Monday, September 28, 2009

Sins of the Father

Thursday, September 24, 2009

I received a link to a story on Sara Kruzan.

At first, I was shocked that a youngster so young would be jailed for the rest of their life for taking the life of another.

Then, I was in tears.

If this is not the epitome of what we go through in Black America, I don’t know what is.

Ms. Kruzan’s story is filled with all of the worst that we must overcome as Americans and African-Americans. We have a generation of young people (now going on 2-3 generations) that have been impacted by adults (including parents) that have damaged their lives (as well as their children’s lives) with addiction, be it sex, drugs, or gambling, or alcohol. It is also filled with a crisis that is killing the youth of our children: the sexualization (and eventual abuse) of our young people. Mrs. Kruzan’s tragic journey from honor roll to Hollywood strolls is one that we do not pay enough attention to until it is too late.

And, subsequently, we suffer the consequences as a society as we watch our talent rot in jails, in depressive states, and in conditions that stifle their talents, not promote them.

Many under the ages of 18.

Which is why if there is anything the Congressional Black Caucus can work on as a group over the course of this upcoming weekend, it is putting pressure on states to institute policies to bring some sanity to our states’ court systems. In addition to there being too many Black men and women in our correctional institutions (which is a community-problem, not a law-based problem in most regards), there is a problem with inappropriate sentences in the cases of our children (which, when giving life without the possibility of parole to our children – including children that were raped and pimped out by adults twice their ages) when there is clear evidence that they can be rehabilitated – which, by the way, is the purpose of prison for the majority of prisoners, between worthy punishment and opportunity to rehabilitate.

Ms.
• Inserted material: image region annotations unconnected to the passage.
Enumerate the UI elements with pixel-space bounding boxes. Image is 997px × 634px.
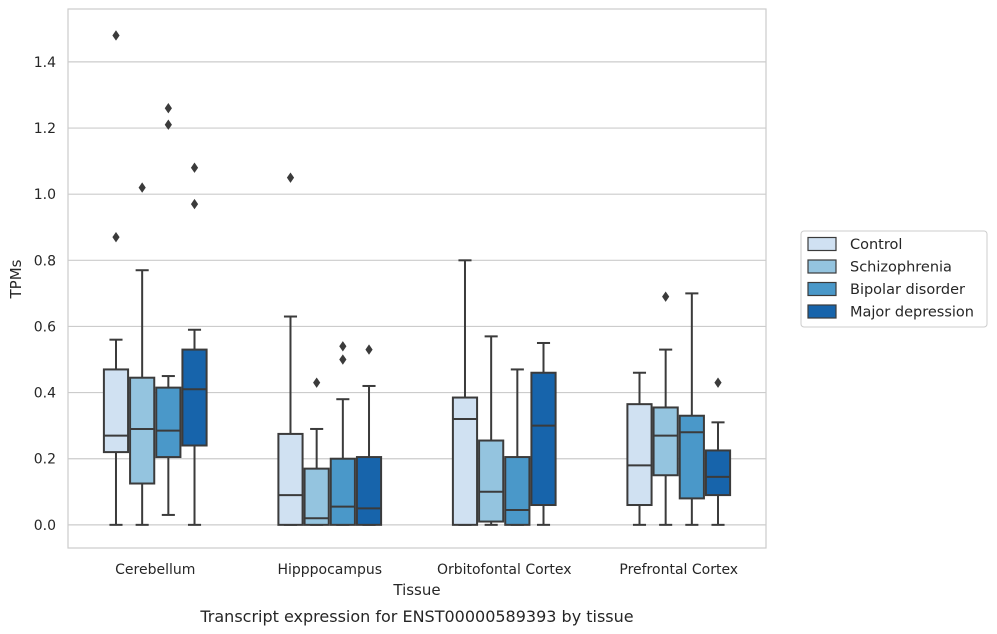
box-iqr — [277, 432, 304, 526]
x-tick-label: Cerebellum — [115, 562, 195, 578]
x-tick-label: Orbitofontal Cortex — [437, 562, 572, 578]
box-iqr — [329, 457, 356, 526]
legend-label: Major depression — [850, 305, 974, 321]
x-axis-ticks: Cerebellum Hipppocampus Orbitofontal Corte… — [115, 562, 738, 578]
box-schizophrenia — [303, 377, 330, 526]
outlier-point — [164, 119, 172, 130]
box-iqr — [355, 456, 383, 526]
y-axis-label: TPMs — [7, 259, 25, 299]
x-axis-label: Tissue — [392, 581, 440, 599]
outlier-point — [714, 377, 722, 388]
legend-swatch — [807, 236, 837, 252]
legend-label: Control — [850, 237, 902, 253]
box-iqr — [652, 406, 679, 477]
y-tick-label: 1.0 — [34, 187, 56, 203]
box-major-depression — [181, 162, 208, 526]
x-tick-label: Prefrontal Cortex — [619, 562, 738, 578]
outlier-point — [339, 341, 347, 352]
box-iqr — [129, 376, 156, 485]
box-major-depression — [530, 341, 557, 526]
box-control — [277, 172, 304, 526]
box-control — [102, 30, 130, 526]
box-control — [626, 371, 653, 526]
box-iqr — [303, 467, 330, 526]
box-schizophrenia — [652, 291, 679, 526]
legend: Control Schizophrenia Bipolar disorder Majo… — [800, 230, 988, 328]
box-bipolar-disorder — [678, 292, 705, 526]
legend-label: Bipolar disorder — [850, 282, 965, 298]
box-bipolar-disorder — [329, 341, 356, 526]
outlier-point — [190, 198, 199, 210]
box-iqr — [478, 439, 505, 523]
box-iqr — [451, 396, 479, 526]
box-schizophrenia — [129, 182, 156, 526]
y-tick-label: 1.2 — [34, 121, 56, 137]
legend-swatch — [807, 259, 837, 274]
box-iqr — [678, 414, 705, 500]
y-axis-ticks: 0.0 0.2 0.4 0.6 0.8 1.0 1.2 1.4 — [34, 55, 56, 534]
y-tick-label: 1.4 — [34, 55, 56, 71]
box-iqr — [704, 449, 732, 497]
box-iqr — [181, 348, 208, 447]
outlier-point — [365, 344, 373, 355]
box-groups — [102, 30, 732, 526]
outlier-point — [286, 172, 295, 183]
box-iqr — [530, 371, 557, 507]
box-iqr — [504, 456, 531, 526]
outlier-point — [662, 291, 670, 302]
outlier-point — [164, 103, 172, 114]
box-major-depression — [355, 344, 383, 526]
y-tick-label: 0.6 — [34, 319, 56, 335]
y-tick-label: 0.2 — [34, 452, 56, 468]
outlier-point — [112, 30, 120, 41]
legend-label: Schizophrenia — [850, 260, 952, 276]
box-iqr — [102, 368, 130, 454]
plot-area-frame — [67, 8, 767, 549]
box-iqr — [155, 386, 182, 459]
y-tick-label: 0.0 — [34, 518, 56, 534]
legend-frame — [800, 230, 988, 328]
outlier-point — [313, 377, 321, 388]
box-iqr — [626, 403, 653, 507]
outlier-point — [190, 162, 199, 173]
box-bipolar-disorder — [155, 103, 182, 516]
x-tick-label: Hipppocampus — [277, 562, 382, 578]
legend-swatch — [807, 281, 837, 297]
box-schizophrenia — [478, 335, 505, 526]
box-control — [451, 259, 479, 526]
legend-items: Control Schizophrenia Bipolar disorder Majo… — [807, 236, 974, 321]
box-bipolar-disorder — [504, 368, 531, 526]
box-major-depression — [704, 377, 732, 526]
y-tick-label: 0.4 — [34, 386, 56, 402]
y-tick-label: 0.8 — [34, 253, 56, 269]
legend-swatch — [807, 304, 837, 319]
outlier-point — [112, 231, 120, 243]
outlier-point — [339, 354, 347, 365]
chart-caption: Transcript expression for ENST0000058939… — [199, 607, 633, 626]
outlier-point — [138, 182, 146, 193]
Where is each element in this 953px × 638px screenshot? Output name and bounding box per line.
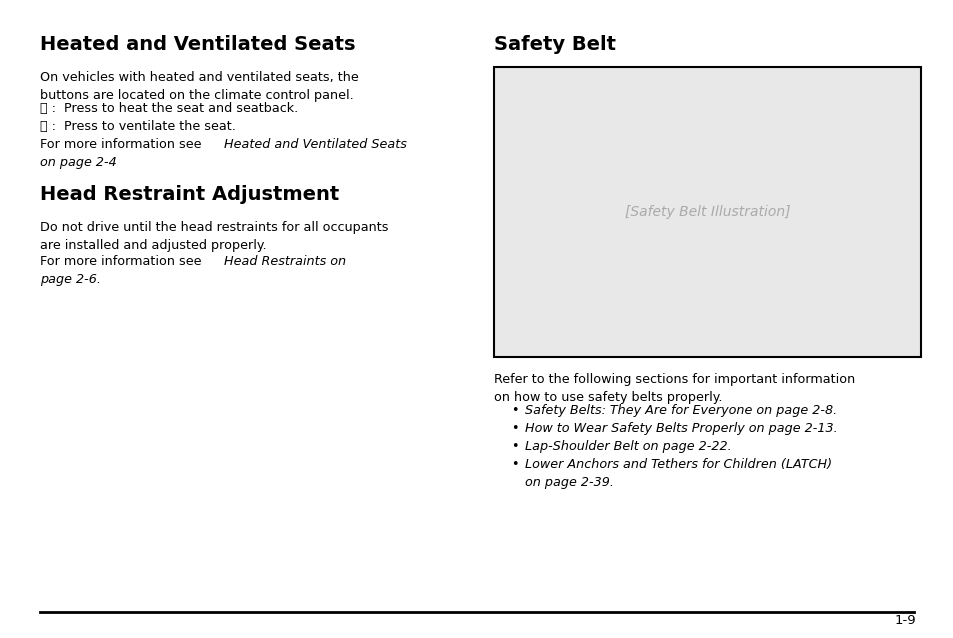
Text: Heated and Ventilated Seats: Heated and Ventilated Seats <box>40 35 355 54</box>
Text: •: • <box>511 440 518 453</box>
Text: 1-9: 1-9 <box>893 614 915 627</box>
Text: For more information see: For more information see <box>40 138 205 151</box>
Text: on page 2-4: on page 2-4 <box>40 156 116 168</box>
Text: •: • <box>511 404 518 417</box>
Text: For more information see: For more information see <box>40 255 205 268</box>
Text: Lower Anchors and Tethers for Children (LATCH)
on page 2-39.: Lower Anchors and Tethers for Children (… <box>524 458 831 489</box>
Text: Lap-Shoulder Belt on page 2-22.: Lap-Shoulder Belt on page 2-22. <box>524 440 731 453</box>
Text: [Safety Belt Illustration]: [Safety Belt Illustration] <box>624 205 789 219</box>
Text: ⚾ :  Press to ventilate the seat.: ⚾ : Press to ventilate the seat. <box>40 120 235 133</box>
Text: Do not drive until the head restraints for all occupants
are installed and adjus: Do not drive until the head restraints f… <box>40 221 388 252</box>
Text: On vehicles with heated and ventilated seats, the
buttons are located on the cli: On vehicles with heated and ventilated s… <box>40 71 358 102</box>
Text: Refer to the following sections for important information
on how to use safety b: Refer to the following sections for impo… <box>494 373 855 404</box>
Text: Head Restraint Adjustment: Head Restraint Adjustment <box>40 185 339 204</box>
Text: How to Wear Safety Belts Properly on page 2-13.: How to Wear Safety Belts Properly on pag… <box>524 422 837 435</box>
Text: •: • <box>511 422 518 435</box>
Text: Safety Belts: They Are for Everyone on page 2-8.: Safety Belts: They Are for Everyone on p… <box>524 404 836 417</box>
Text: •: • <box>511 458 518 471</box>
Text: Heated and Ventilated Seats: Heated and Ventilated Seats <box>224 138 407 151</box>
Text: page 2-6.: page 2-6. <box>40 273 101 286</box>
Text: Head Restraints on: Head Restraints on <box>224 255 346 268</box>
Bar <box>494 67 920 357</box>
Text: ⚾ :  Press to heat the seat and seatback.: ⚾ : Press to heat the seat and seatback. <box>40 102 298 115</box>
Text: Safety Belt: Safety Belt <box>494 35 616 54</box>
Kruzan killed her abuser. There is a penalty for playing God, but is there a penalty too stiff for our young people, those that had been on the right path before the “sins of our fathers” prompted them to a tragic detour?

Ms. Kruzan was once an honors student. Others were caught up in drugs because their parents had done the same, leading them down the wrong path. Do we really need to lock away people that made mistakes in their teens until they hit AARP?

We need a better system of sentencing for our youth, especially those that are coming from at-risk situations including abuse. Being poor is not a reason to kill someone in cold blood, but to kill the man that raped you, abused you, and pimped you out seems to be a situation that forces us to re-evaluate the abuse and pain that young people endure before taking such drastic actions.

I know that the conservative viewpoint is to say that “if you do the crime, you must do the time.” For a 25-year-old that makes the choice to sling dope, then kill others – I concur. Being poor isn’t enough – I’ve been poor, with a child, needing items for my baby. I worked and struggled, but never broke the law to do it and certainly did not kill anyone in the process. At the same time, we already know that we have a clear discrepancy between the sentencing for Black youth and others when it comes to long-term punishments for crimes committed during their youth.

We need to have that addressed by Black leadership if we are going to have a chance to rehabilitate a generation that some call “lost.” There are not lost, but we are losing them to abuse, “mis-education”, and crime – both as perpetrators as well as victims. Sadly, more often than not with this generation, our youth are becoming actors in both camps, a growing reality that must prompt the CBC and others to deal with the front end (Black youths getting inappropriate sentences) as well as the back end (i.e., how to keep our youth from going down the wrong paths in the first place) before an epidemic within the community is captured in an epitaph of the community.